Pada Jumat 21 Agustus 2018, rupiah berada di Rp 14.550/US$, sementara pada Senin 28 Januari 2019 di Rp 14.065/US$ artinya terjadi penguatan lebih dari 3,3%. Dari pasar saham, pada periode yang sama IHSG juga mencatat penguatan lebih dari 4,5%.
Kemudian dari sisi sektor riil, ekspor Indonesia ke Amerika tetap menunjukkan peningkatan. Berdasarkan data Badan Pusat Statistik (BPS), ekspor non-migas Indonesia ke Amerika Serikat di bulan Desember 2018 tercatat sebesar US$ 1,484 miliar naik 1,99% dari ekspor bulan November 2018.
Kemudian, ekspor di Januari 2019 juga naik 2% menjadi US$ 1,512 miliar.
Hal tersebut membuktikan jika shutdown sebenarnya tidak berdampak besar bagi Indonesia. Yang patut diwaspadai adalah risiko gagal bayar (default) Amerika Serikat yang belum pernah terjadi sepanjang sejarah.

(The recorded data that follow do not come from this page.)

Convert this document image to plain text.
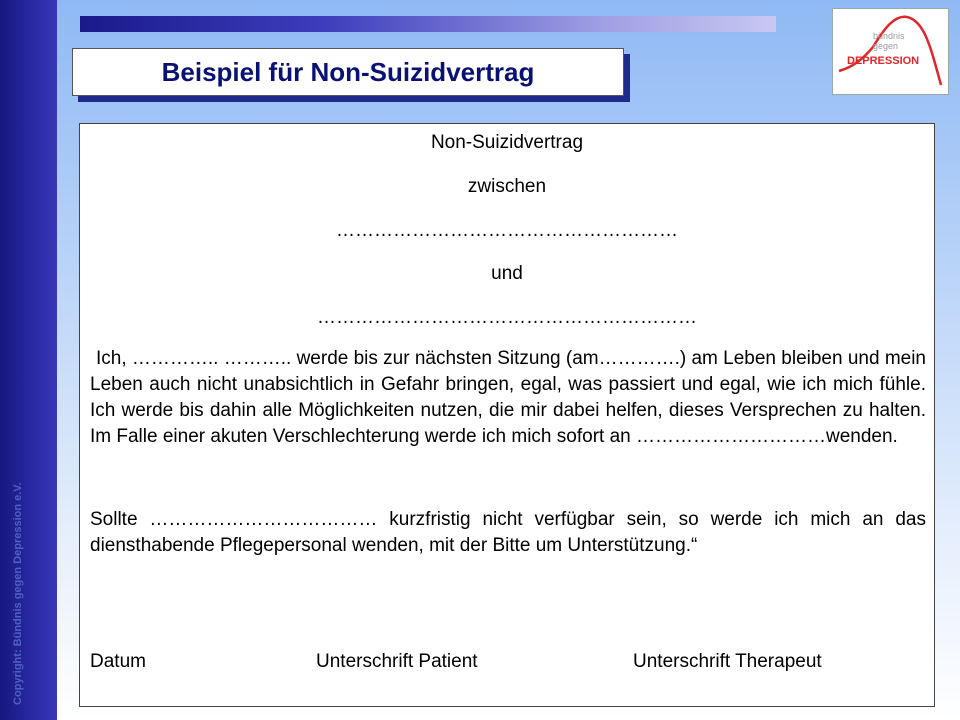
Copyright: Bündnis gegen Depression e.V.
Beispiel für Non-Suizidvertrag
bündnis
gegen
DEPRESSION
Non-Suizidvertrag
zwischen
………………………………………………
und
……………………………………………………
Ich, ………….. ……….. werde bis zur nächsten Sitzung (am………….) am Leben bleiben und mein Leben auch nicht unabsichtlich in Gefahr bringen, egal, was passiert und egal, wie ich mich fühle. Ich werde bis dahin alle Möglichkeiten nutzen, die mir dabei helfen, dieses Versprechen zu halten. Im Falle einer akuten Verschlechterung werde ich mich sofort an …………………………wenden.
Sollte ……………………………… kurzfristig nicht verfügbar sein, so werde ich mich an das diensthabende Pflegepersonal wenden, mit der Bitte um Unterstützung.“
Datum	Unterschrift Patient	Unterschrift Therapeut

Selain anggaran belanja, masalah batas utang juga sedang menjadi isu politik di AS saat ini. Pemerintah AS ingin menaikkan batas utang yang saat ini sebesar US$ 28,4 triliun, tetapi ditolak oleh Partai Republik di Kongres. Jika tidak dinaikkan, hingga batas waktu 18 Oktober mendatang Amerika terancam mengalami default, dan hal tersebut diprediksi akan memicu krisis finansial.
"Jika batas utang tidak dinaikkan, suatu saat di bulan Oktober, sulit untuk memprediksi kapan waktu tepatnya, saldo kas di Departemen Keuangan tidak akan mencukupi, dan pemerintah federal tidak akan mampu membayar tagihannya," kata Menteri Keuangan AS, Janet Yellen beberapa waktu lalu.
"Amerika Serikat tidak pernah mengalami default, tidak sekalipun. Jika terjadi default maka akan memicu krisis finansial yang bersejarah. Default bisa memicu kenaikan suku tajam suku bunga, penurunan tajam bursa saham, dan gejolak finansial lainnya," tegas Yellen.
Artinya, memasuki bulan Oktober, pasar akan dibayangi krisis finansial, dan pembahasan batas utang AS akan menjadi perhatian utama.
HALAMAN SELANJUTNYA >>> Cermati Sentimen Penggerak Pasar Hari Ini (2)
Dari dalam negeri, pagi ini akan dirilis data PMI manufaktur yang berpotensi menggerakkan pasar finansial. Pada bulan Agustus lalu, PMI manufaktur dilaporkan sebesar 43,7 alias mengalami kontraksi cukup dalam.
"Gangguan Covid-19 berlanjut terhadap perekonomian Indonesia dab membebani sektor manufaktur selama dua bulan berturut-turut. Meskipun begitu, dengan gelombang kedua Cpvid-19 yang sudah melewati puncak, penurunan produksi dan permintaan perlahan mereda," sebut keterangan tertulis IHS Markit awal September lalu.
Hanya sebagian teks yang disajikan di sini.